Dossier falso per infangare Battistoni, via la processo per Fiorito

Il dossier era completo di fatture, documenti, tabulati, estratti conto, pezze d’appoggio: ‘incastrava’ l’ex capogruppo del PdL in Regione Lazio Francesco Battistoni , l’allora potentissimo coordinatore regionale del Partito Vincenzo Piso e le rispettive segretarie. Quelle carte ‘dimostravano’ che avevano sperperato i soldi del PdL e poi avevano falsificato le fatture. Ma ad essere falso era l’intero dossier, costruito apposta per gettare nel fango Battistoni e Piso. O almeno con questa accusa è iniziato il nuovo processo a carico di Franco Fiorito, ex capogruppo regionale del PdL ai tempi di Renata Polverini ed avversario politico di Piso e Battistoni.

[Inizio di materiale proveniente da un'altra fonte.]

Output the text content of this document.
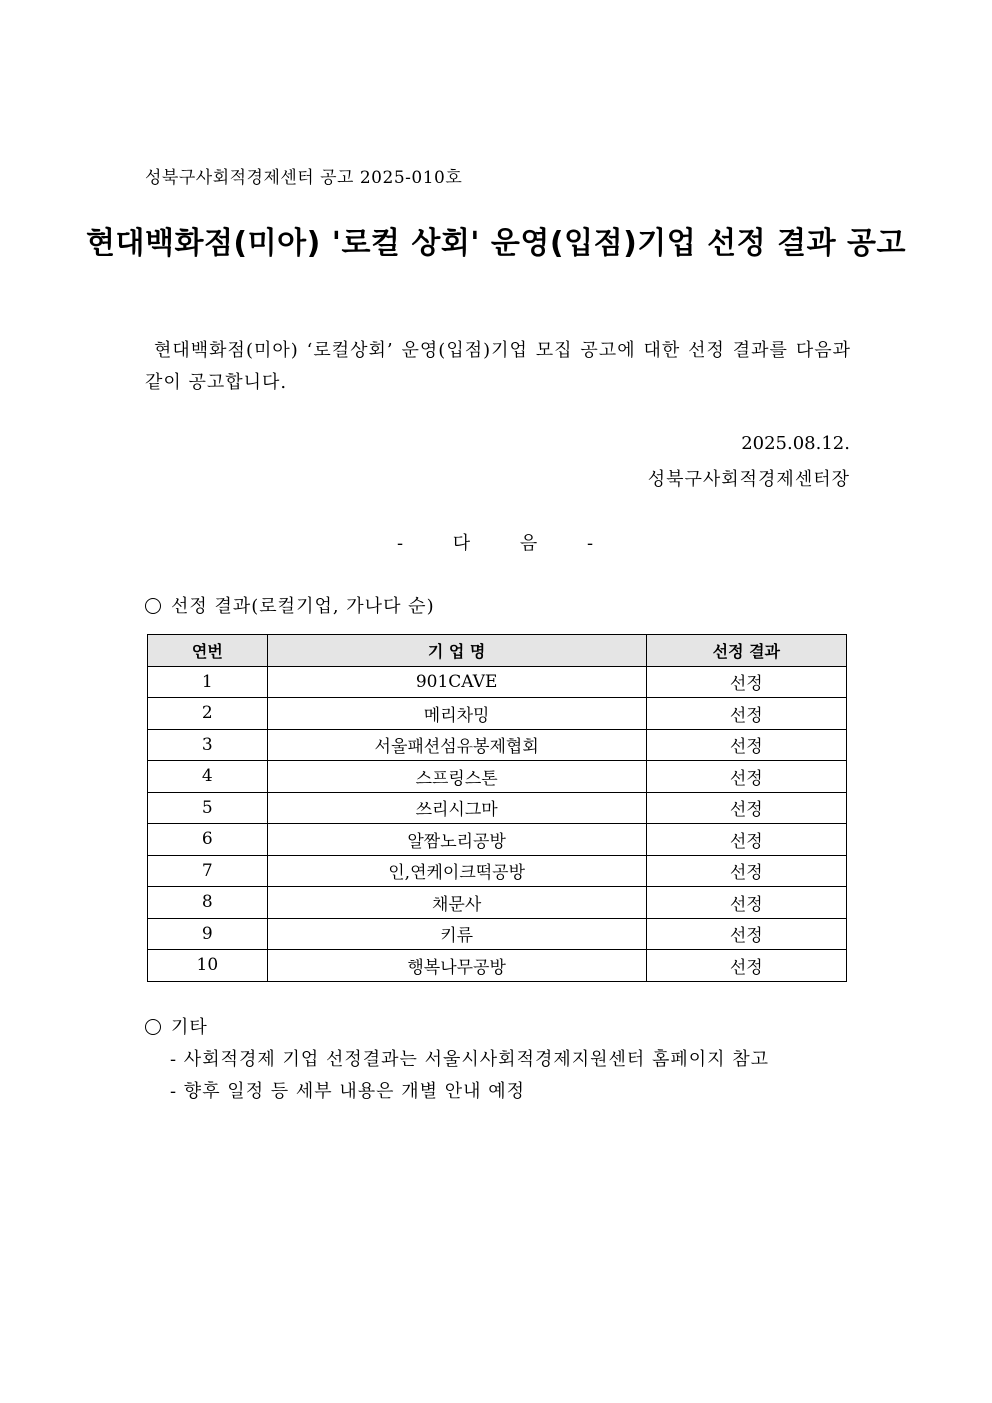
성북구사회적경제센터 공고 2025-010호
현대백화점(미아) '로컬 상회' 운영(입점)기업 선정 결과 공고
현대백화점(미아) ‘로컬상회’ 운영(입점)기업 모집 공고에 대한 선정 결과를 다음과 같이 공고합니다.
2025.08.12.
성북구사회적경제센터장
- 다 음 -
선정 결과(로컬기업, 가나다 순)
연번	기 업 명	선정 결과
1	901CAVE	선정
2	메리차밍	선정
3	서울패션섬유봉제협회	선정
4	스프링스톤	선정
5	쓰리시그마	선정
6	알짬노리공방	선정
7	인,연케이크떡공방	선정
8	채문사	선정
9	키류	선정
10	행복나무공방	선정
기타
- 사회적경제 기업 선정결과는 서울시사회적경제지원센터 홈페이지 참고
- 향후 일정 등 세부 내용은 개별 안내 예정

Il processo è incardinato di fronte al tribunale di Viterbo. Quel dossier infatti venne pubblicato per intero sul sito Nuovo Viterbo Oggi: per questo è scattata l’accusa di diffamazione aggravata a carico del direttore responsabile e di Franco Fiorito che gli avrebbe fornito il carteggio; per lui c’è anche l’accusa di calunnia perché durante un interrogatorio ha detto che lui era in buona fede perché a dargli l’incartamento era stato Vincenzo Piso e quindi se era stato falsificato ci aveva messo le mani il coordinatore regionale.

Nel capo d’accusa formulato dal sostituto procuratore della Repubblica di Viterbo Massimiliano Siddi si ipotizza che il dossier taroccato servisse a Fiorito per gettare fango su Battistoni, in modo da vendicarsi per essere stato sostituito da lui alla guida del gruppo regionale PdL; subito dopo quell’avvicendamento, Battistoni aveva mandato i conti del Gruppo alla magistratura facendo scattare l’indagine che ha portato Renata Polverini alle dimissioni.

Il giudice Rita Cialoni ha aperto l’udienza con l’ammissione delle prove e la presentazione della lista dei venti testimoni che il Pubblico Ministero e la Difesa intendono ascoltare. Il processo riprende nella prima decade di marzo.